Settantasette anni dopo la traslazione in Israele delle spoglie di Theodor Herzl, anche i suoi nonni, Shimon e Rivka Herzl, riposano oggi sul Monte Herzl di Gerusalemme. La cerimonia di sepoltura, celebrata con gli onori di Stato, conclude simbolicamente una volontà espressa dal fondatore del sionismo politico: riunire la propria famiglia nella futura patria del popolo ebraico. Alla cerimonia hanno partecipato il presidente Isaac Herzog, il primo ministro Benjamin Netanyahu e i vertici dell’Organizzazione Sionista Mondiale.

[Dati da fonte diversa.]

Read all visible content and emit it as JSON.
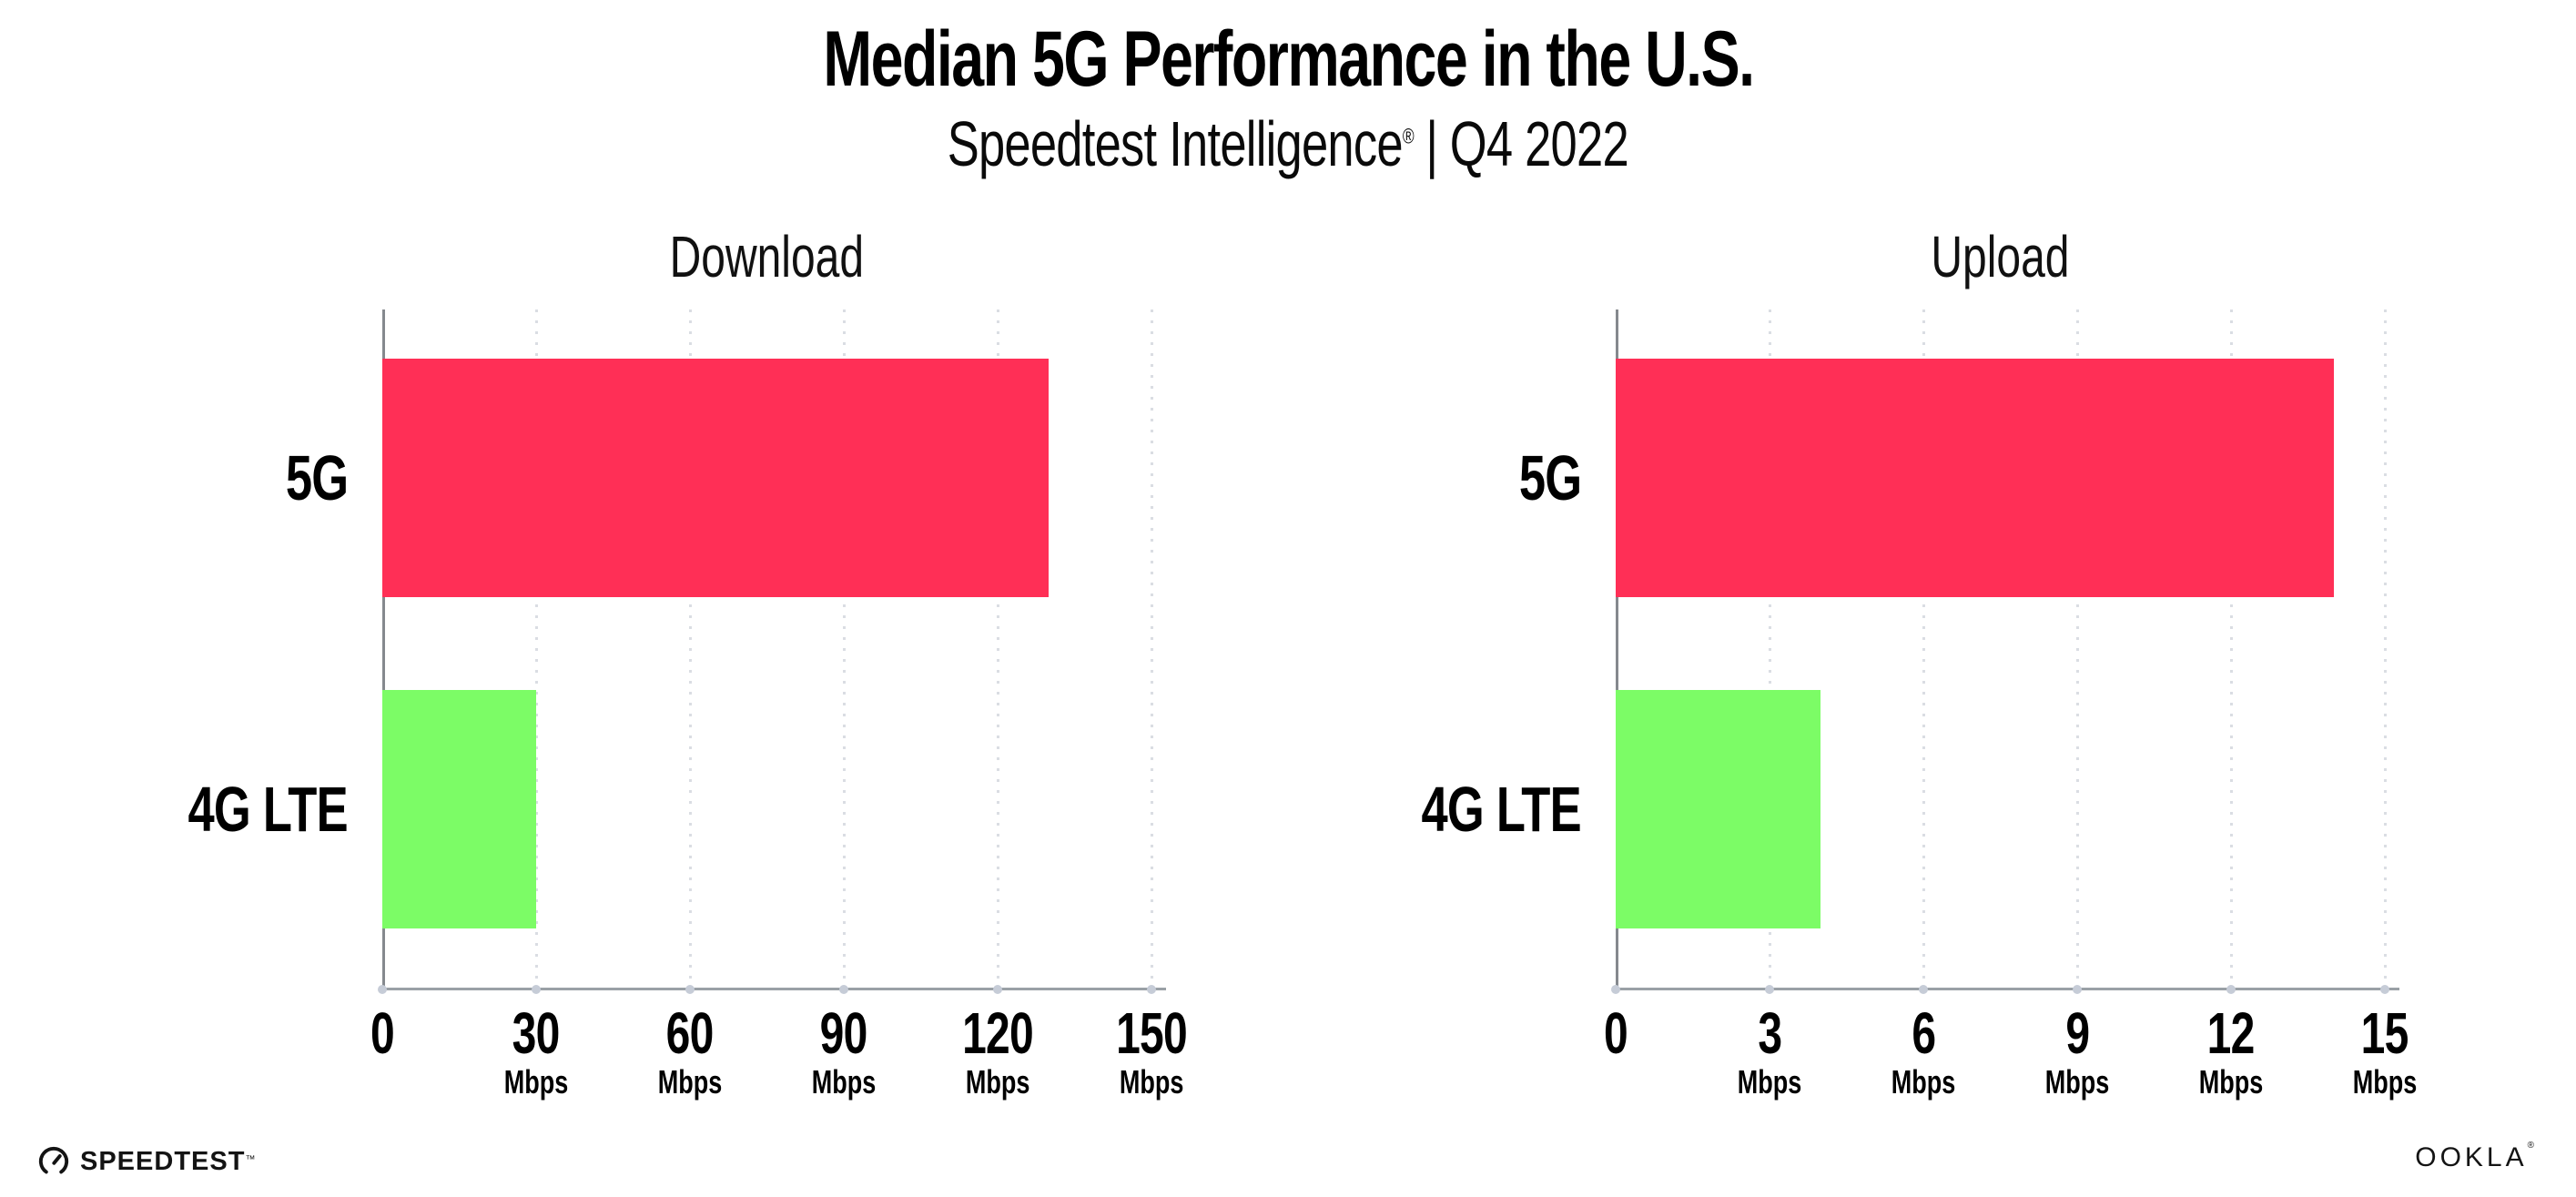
{
  "header": {
    "title": "Median 5G Performance in the U.S.",
    "subtitle_brand": "Speedtest Intelligence",
    "subtitle_reg": "®",
    "subtitle_sep": "|",
    "subtitle_period": "Q4 2022"
  },
  "colors": {
    "bar_5g": "#FF2F56",
    "bar_4g_lte": "#7CFC66"
  },
  "charts": [
    {
      "title": "Download",
      "xmax": 150,
      "ticks": [
        {
          "num": "0",
          "unit": ""
        },
        {
          "num": "30",
          "unit": "Mbps"
        },
        {
          "num": "60",
          "unit": "Mbps"
        },
        {
          "num": "90",
          "unit": "Mbps"
        },
        {
          "num": "120",
          "unit": "Mbps"
        },
        {
          "num": "150",
          "unit": "Mbps"
        }
      ],
      "bars": [
        {
          "label": "5G",
          "value": 130,
          "color": "#FF2F56"
        },
        {
          "label": "4G LTE",
          "value": 30,
          "color": "#7CFC66"
        }
      ]
    },
    {
      "title": "Upload",
      "xmax": 15,
      "ticks": [
        {
          "num": "0",
          "unit": ""
        },
        {
          "num": "3",
          "unit": "Mbps"
        },
        {
          "num": "6",
          "unit": "Mbps"
        },
        {
          "num": "9",
          "unit": "Mbps"
        },
        {
          "num": "12",
          "unit": "Mbps"
        },
        {
          "num": "15",
          "unit": "Mbps"
        }
      ],
      "bars": [
        {
          "label": "5G",
          "value": 14,
          "color": "#FF2F56"
        },
        {
          "label": "4G LTE",
          "value": 4,
          "color": "#7CFC66"
        }
      ]
    }
  ],
  "footer": {
    "speedtest_label": "SPEEDTEST",
    "speedtest_mark": "™",
    "ookla_label": "OOKLA",
    "ookla_mark": "®"
  },
  "chart_data": [
    {
      "type": "bar",
      "orientation": "horizontal",
      "title": "Download",
      "categories": [
        "5G",
        "4G LTE"
      ],
      "values": [
        130,
        30
      ],
      "xlabel": "Mbps",
      "ylabel": "",
      "xlim": [
        0,
        150
      ],
      "xticks": [
        0,
        30,
        60,
        90,
        120,
        150
      ],
      "grid": true,
      "legend": false,
      "bar_colors": [
        "#FF2F56",
        "#7CFC66"
      ]
    },
    {
      "type": "bar",
      "orientation": "horizontal",
      "title": "Upload",
      "categories": [
        "5G",
        "4G LTE"
      ],
      "values": [
        14,
        4
      ],
      "xlabel": "Mbps",
      "ylabel": "",
      "xlim": [
        0,
        15
      ],
      "xticks": [
        0,
        3,
        6,
        9,
        12,
        15
      ],
      "grid": true,
      "legend": false,
      "bar_colors": [
        "#FF2F56",
        "#7CFC66"
      ]
    }
  ]
}
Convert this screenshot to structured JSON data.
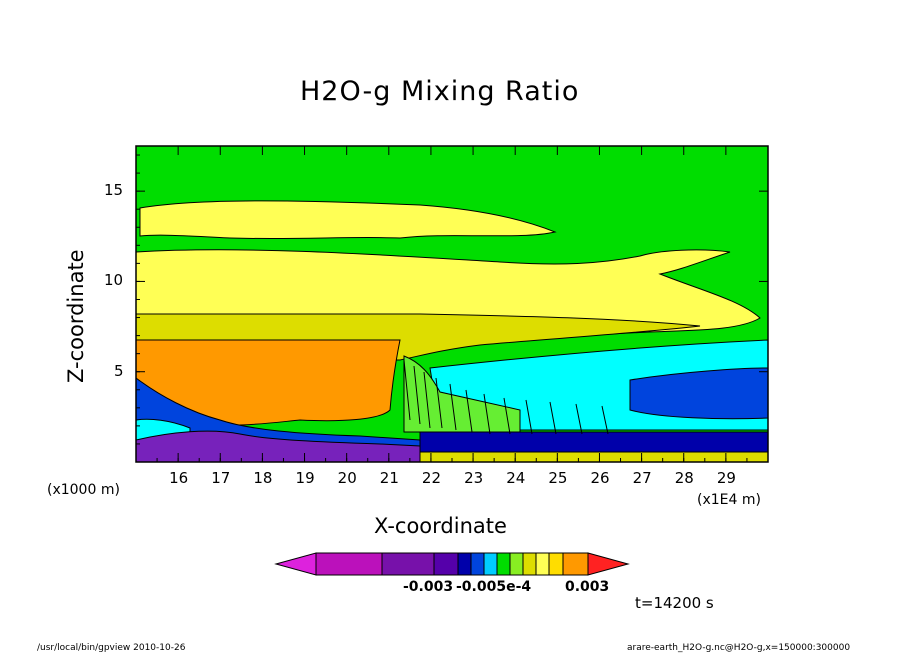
{
  "chart_data": {
    "type": "heatmap",
    "title": "H2O-g Mixing Ratio",
    "xlabel": "X-coordinate",
    "ylabel": "Z-coordinate",
    "x_unit_label": "(x1000 m)",
    "x_scale_label": "(x1E4 m)",
    "x_ticks": [
      "16",
      "17",
      "18",
      "19",
      "20",
      "21",
      "22",
      "23",
      "24",
      "25",
      "26",
      "27",
      "28",
      "29"
    ],
    "x_tick_values": [
      16,
      17,
      18,
      19,
      20,
      21,
      22,
      23,
      24,
      25,
      26,
      27,
      28,
      29
    ],
    "y_ticks": [
      "5",
      "10",
      "15"
    ],
    "y_tick_values": [
      5,
      10,
      15
    ],
    "xlim": [
      15,
      30
    ],
    "ylim": [
      0,
      17.5
    ],
    "colorbar": {
      "tick_labels": [
        "-0.003",
        "-0.005e-4",
        "0.003"
      ],
      "extend": "both"
    },
    "time_label": "t=14200 s",
    "colors": {
      "background_band": "#00dd00",
      "light_yellow": "#ffff55",
      "yellow": "#dddd00",
      "orange": "#ff9900",
      "cyan": "#00ffff",
      "blue": "#0044dd",
      "navy": "#0000aa",
      "purple": "#7722bb",
      "magenta": "#dd22dd",
      "red": "#ff2222"
    }
  },
  "footer": {
    "left": "/usr/local/bin/gpview  2010-10-26",
    "right": "arare-earth_H2O-g.nc@H2O-g,x=150000:300000"
  }
}
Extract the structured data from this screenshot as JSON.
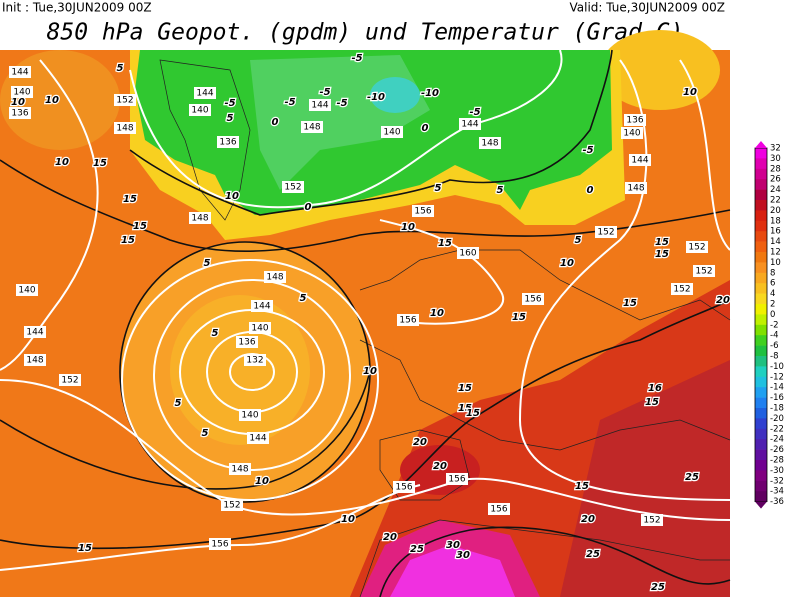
{
  "header": {
    "init": "Init : Tue,30JUN2009 00Z",
    "valid": "Valid: Tue,30JUN2009 00Z",
    "title": "850 hPa Geopot. (gpdm) und Temperatur (Grad C)"
  },
  "colorbar": {
    "labels": [
      32,
      30,
      28,
      26,
      24,
      22,
      20,
      18,
      16,
      14,
      12,
      10,
      8,
      6,
      4,
      2,
      0,
      -2,
      -4,
      -6,
      -8,
      -10,
      -12,
      -14,
      -16,
      -18,
      -20,
      -22,
      -24,
      -26,
      -28,
      -30,
      -32,
      -34,
      -36
    ],
    "colors": [
      "#f000e0",
      "#e000b0",
      "#d00090",
      "#c00070",
      "#b00040",
      "#c01020",
      "#d82010",
      "#e03010",
      "#e84a10",
      "#f06010",
      "#f07810",
      "#f89020",
      "#f8a820",
      "#f8c020",
      "#f8d820",
      "#f0f000",
      "#c0f000",
      "#80e000",
      "#40d020",
      "#20c040",
      "#20c080",
      "#20d0c0",
      "#20c0e0",
      "#20a0f0",
      "#2080f0",
      "#2060e0",
      "#3040d0",
      "#4030c0",
      "#5020b0",
      "#6010a0",
      "#700090",
      "#800080",
      "#700070",
      "#600060"
    ]
  },
  "map": {
    "geopotential_labels": [
      "144",
      "140",
      "136",
      "152",
      "148",
      "144",
      "140",
      "136",
      "148",
      "144",
      "152",
      "140",
      "144",
      "148",
      "136",
      "140",
      "144",
      "148",
      "152",
      "152",
      "152",
      "152",
      "156",
      "160",
      "156",
      "156",
      "148",
      "144",
      "140",
      "136",
      "132",
      "140",
      "144",
      "148",
      "152",
      "156",
      "156",
      "156",
      "156",
      "152",
      "152",
      "148",
      "144",
      "140",
      "148"
    ],
    "temperature_labels": [
      "10",
      "10",
      "5",
      "5",
      "10",
      "15",
      "15",
      "15",
      "15",
      "10",
      "5",
      "5",
      "5",
      "10",
      "5",
      "5",
      "10",
      "10",
      "15",
      "20",
      "15",
      "15",
      "15",
      "20",
      "20",
      "25",
      "30",
      "30",
      "25",
      "20",
      "15",
      "16",
      "15",
      "25",
      "25",
      "20",
      "15",
      "15",
      "15",
      "10",
      "5",
      "0",
      "-5",
      "10",
      "10",
      "15",
      "15",
      "0",
      "-5",
      "-10",
      "-10",
      "-5",
      "-5",
      "-5",
      "-5",
      "0",
      "-5",
      "0",
      "5",
      "5",
      "10"
    ]
  }
}
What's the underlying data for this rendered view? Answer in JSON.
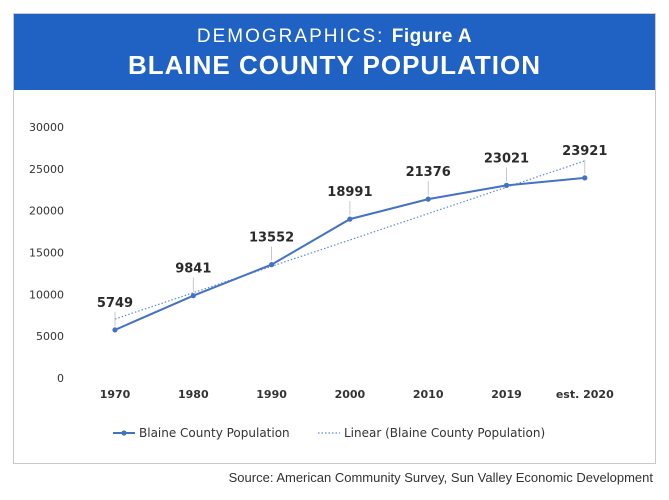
{
  "header": {
    "prefix": "DEMOGRAPHICS:",
    "figure": "Figure A",
    "title": "BLAINE COUNTY POPULATION"
  },
  "chart_data": {
    "type": "line",
    "categories": [
      "1970",
      "1980",
      "1990",
      "2000",
      "2010",
      "2019",
      "est. 2020"
    ],
    "series": [
      {
        "name": "Blaine County Population",
        "values": [
          5749,
          9841,
          13552,
          18991,
          21376,
          23021,
          23921
        ],
        "color": "#4472c4",
        "style": "solid-markers"
      },
      {
        "name": "Linear (Blaine County Population)",
        "values": [
          7047,
          10198,
          13349,
          16500,
          19651,
          22802,
          25953
        ],
        "color": "#5b8bd6",
        "style": "dotted"
      }
    ],
    "y_ticks": [
      0,
      5000,
      10000,
      15000,
      20000,
      25000,
      30000
    ],
    "ylim": [
      0,
      30000
    ],
    "data_labels": [
      "5749",
      "9841",
      "13552",
      "18991",
      "21376",
      "23021",
      "23921"
    ],
    "legend_position": "bottom",
    "grid": false
  },
  "source": "Source: American Community Survey, Sun Valley Economic Development",
  "colors": {
    "banner": "#1f62c4",
    "series": "#4472c4"
  }
}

I resti dei nonni di Herzl sono stati trasferiti dalla Serbia al termine di un’operazione diplomatica e archeologica durata quattro anni, realizzata con la collaborazione dell’ambasciata israeliana a Belgrado, del rabbinato militare e dell’organizzazione ZAKA.
Nel suo intervento, Netanyahu ha ricordato che il busto di Herzl accoglie i capi di Stato e di governo che visitano il suo ufficio. «Spiego sempre che Herzl è il nostro Mosè moderno», ha detto. «Fu il primo grande statista ebraico dell’età contemporanea. Trasformò le preghiere recitate dai suoi nonni nella Diaspora in un programma politico capace di cambiare il corso della storia ebraica».Il premier ha sottolineato come Herzl avesse intuito con largo anticipo la minaccia dell’antisemitismo europeo e avesse cercato di ottenere il sostegno delle grandi potenze per garantire un futuro al popolo ebraico. «Ci ha insegnato che dobbiamo prendere il nostro destino nelle nostre mani con coraggio e determinazione. Era vero allora ed è altrettanto vero oggi».
Netanyahu ha collegato il messaggio di Herzl anche all’attuale situazione di Israele, parlando della guerra ancora in corso e della necessità di mantenere quella che ha definito «una volontà nazionale indistruttibile». Ha evocato lo spirito dei Maccabei, sostenendo che esso rivive oggi nei giovani soldati israeliani. Il presidente Herzog ha invece insistito sulla dimensione politica dell’eredità herzliana. «Dopo quasi tre anni di guerra combattuta su più fronti, è proprio la figura dello statista Herzl che dovrebbe guidarci», ha affermato. «Ogni vittoria militare deve essere seguita dal lavoro della diplomazia e della politica. Non esiste una vittoria completa senza una soluzione politica».
Herzog ha ricordato che nel proprio testamento Herzl aveva chiesto che le sue spoglie e quelle della sua famiglia fossero trasferite nello Stato ebraico una volta realizzato. «Oggi completiamo quella volontà. Ma la sua eredità più grande, la costruzione dello Stato degli ebrei, continua ancora ed è una responsabilità che ricade su tutti noi».Guardando alle imminenti elezioni israeliane, il presidente ha lanciato anche un appello all’unità nazionale. «Le elezioni non sono una guerra civile», ha ammonito. «Solo restando uniti potremo continuare a costruire lo Stato che Herzl ha immaginato».